So wie jeder Sport eine Herausforderung ist, ist auch die Kleidung für den Sport eine. Jede Sportart hat ihre eigene Sportbekleidung, die diese erst zu dem macht, was sie ist. Natürlich ist es auch bei den Radrennfahrern so.
Am häufigsten sieht man männliche Radrennfahrer, aber durchaus kommt es auch vor, dass sich Frauen oder sogar Teenager mit Rennrädern fortbewegen, und auf Geschwindigkeit fahren. Rennradtrikots haben gewisse Vorzüge und sollten zugleich auch einige Eigenschaften mit sich bringen.
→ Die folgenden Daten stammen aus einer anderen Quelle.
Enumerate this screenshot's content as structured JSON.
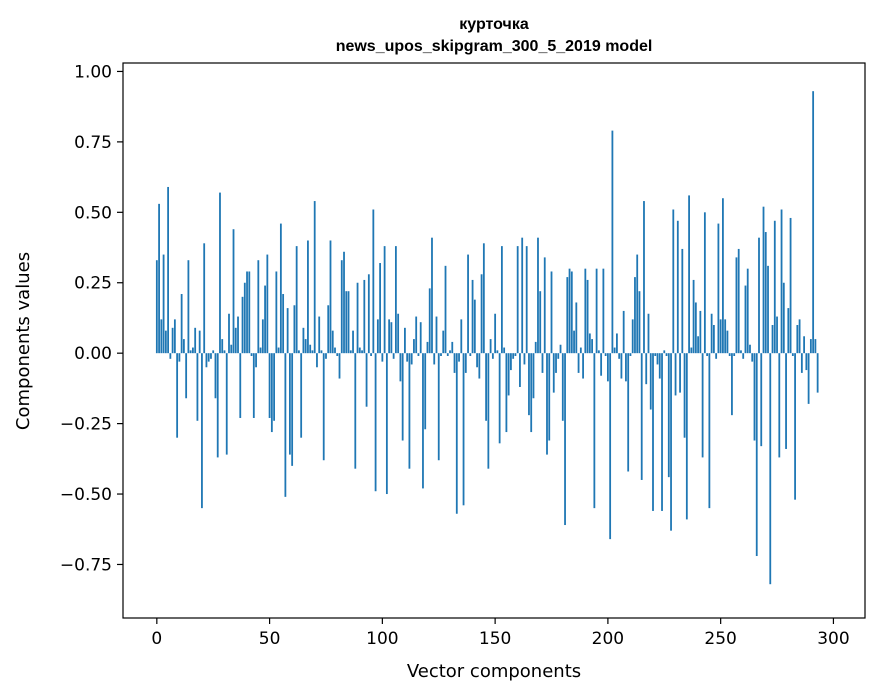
{
  "chart_data": {
    "type": "bar",
    "title": "курточка",
    "subtitle": "news_upos_skipgram_300_5_2019 model",
    "xlabel": "Vector components",
    "ylabel": "Components values",
    "xlim": [
      -15,
      314
    ],
    "ylim": [
      -0.94,
      1.03
    ],
    "xticks": [
      0,
      50,
      100,
      150,
      200,
      250,
      300
    ],
    "xtick_labels": [
      "0",
      "50",
      "100",
      "150",
      "200",
      "250",
      "300"
    ],
    "yticks": [
      -0.75,
      -0.5,
      -0.25,
      0.0,
      0.25,
      0.5,
      0.75,
      1.0
    ],
    "ytick_labels": [
      "−0.75",
      "−0.50",
      "−0.25",
      "0.00",
      "0.25",
      "0.50",
      "0.75",
      "1.00"
    ],
    "grid": false,
    "color": "#1f77b4",
    "values": [
      0.33,
      0.53,
      0.12,
      0.35,
      0.08,
      0.59,
      -0.02,
      0.09,
      0.12,
      -0.3,
      -0.03,
      0.21,
      0.05,
      -0.16,
      0.33,
      0.01,
      0.02,
      0.09,
      -0.24,
      0.08,
      -0.55,
      0.39,
      -0.05,
      -0.03,
      -0.02,
      0.01,
      -0.16,
      -0.37,
      0.57,
      0.05,
      0.01,
      -0.36,
      0.14,
      0.03,
      0.44,
      0.09,
      0.13,
      -0.23,
      0.2,
      0.25,
      0.29,
      0.29,
      -0.01,
      -0.23,
      -0.05,
      0.33,
      0.02,
      0.12,
      0.24,
      0.35,
      -0.23,
      -0.28,
      -0.24,
      0.29,
      0.02,
      0.46,
      0.21,
      -0.51,
      0.16,
      -0.36,
      -0.4,
      0.17,
      0.38,
      0.01,
      -0.3,
      0.09,
      0.05,
      0.4,
      0.03,
      0.01,
      0.54,
      -0.05,
      0.13,
      0.01,
      -0.38,
      -0.02,
      0.17,
      0.4,
      0.08,
      0.02,
      -0.01,
      -0.09,
      0.33,
      0.36,
      0.22,
      0.22,
      0.01,
      0.08,
      -0.41,
      0.25,
      0.02,
      0.01,
      0.26,
      -0.19,
      0.28,
      -0.01,
      0.51,
      -0.49,
      0.12,
      0.32,
      -0.03,
      0.38,
      -0.5,
      0.12,
      0.11,
      -0.02,
      0.38,
      0.14,
      -0.1,
      -0.31,
      0.09,
      -0.03,
      -0.41,
      -0.04,
      0.05,
      0.13,
      -0.01,
      0.11,
      -0.48,
      -0.27,
      0.04,
      0.23,
      0.41,
      -0.04,
      0.13,
      -0.38,
      -0.01,
      0.08,
      0.31,
      -0.01,
      0.01,
      0.04,
      -0.07,
      -0.57,
      -0.03,
      0.12,
      -0.54,
      -0.07,
      0.35,
      -0.01,
      0.26,
      0.19,
      -0.05,
      -0.09,
      0.28,
      0.39,
      -0.24,
      -0.41,
      0.05,
      -0.02,
      0.14,
      0.01,
      -0.32,
      0.38,
      0.02,
      -0.28,
      -0.15,
      -0.06,
      -0.02,
      -0.01,
      0.38,
      -0.12,
      0.41,
      -0.04,
      0.38,
      -0.22,
      -0.28,
      -0.16,
      0.04,
      0.41,
      0.22,
      -0.07,
      0.34,
      -0.36,
      -0.31,
      0.29,
      -0.14,
      -0.07,
      -0.02,
      0.03,
      -0.24,
      -0.61,
      0.27,
      0.3,
      0.29,
      0.08,
      0.18,
      -0.07,
      0.02,
      -0.09,
      0.3,
      0.26,
      0.07,
      0.05,
      -0.55,
      0.3,
      0.01,
      -0.08,
      0.3,
      -0.01,
      -0.1,
      -0.66,
      0.79,
      0.02,
      0.07,
      -0.02,
      -0.09,
      0.15,
      -0.1,
      -0.42,
      -0.01,
      0.12,
      0.27,
      0.35,
      0.22,
      -0.45,
      0.54,
      -0.11,
      0.14,
      -0.2,
      -0.56,
      -0.01,
      -0.04,
      -0.09,
      -0.56,
      0.01,
      -0.01,
      -0.44,
      -0.63,
      0.51,
      -0.15,
      0.47,
      -0.14,
      0.37,
      -0.3,
      -0.59,
      0.56,
      0.02,
      0.26,
      0.18,
      0.06,
      0.15,
      -0.37,
      0.5,
      -0.01,
      -0.55,
      0.14,
      0.1,
      -0.02,
      0.46,
      0.12,
      0.55,
      0.12,
      0.08,
      -0.01,
      -0.22,
      -0.01,
      0.34,
      0.37,
      0.01,
      -0.02,
      0.24,
      0.3,
      0.03,
      -0.03,
      -0.31,
      -0.72,
      0.41,
      -0.33,
      0.52,
      0.43,
      0.31,
      -0.82,
      0.1,
      0.47,
      0.13,
      -0.37,
      0.51,
      0.25,
      -0.34,
      0.16,
      0.48,
      -0.01,
      -0.52,
      0.1,
      0.12,
      -0.07,
      0.06,
      -0.06,
      -0.18,
      0.05,
      0.93,
      0.05,
      -0.14
    ]
  }
}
So sollte bereits beim Kauf darauf geachtet werden, das atmungsaktive Materialien dafür verwendet wurden. Die funktionellen Eigenschaften eines Rennradtrikots werden von der Qualität der Materialien bestimmt. Meist bestehen Rennradtrikots aus Kunstfaser, ganz früher benutzte man auch Baumwolle für die Herstellung. Allerdings ist dies heute kaum mehr zeitgemäß.
Die Trikots sollen unbedingt über einen Reißverschluss verfügen, den man dann bei Bedarf sogar mit einer Hand öffnen kann. Das Trikot sollte eng anliegend sein und auf die Körpermaße jedes einzelnen Sportlers angepasst sein. Wäre ein Rennradtrikot locker und flattrig, würde dies den Sportler stören und zudem die Windschnittigkeit beeinflussen. Etwas Besonderes am Rennradtrikot sind die so genannten Rückentaschen, um zusätzliches Proviant mitzuführen, so z.B. eine flache Wasserflasche, Bargeld oder einen Snack.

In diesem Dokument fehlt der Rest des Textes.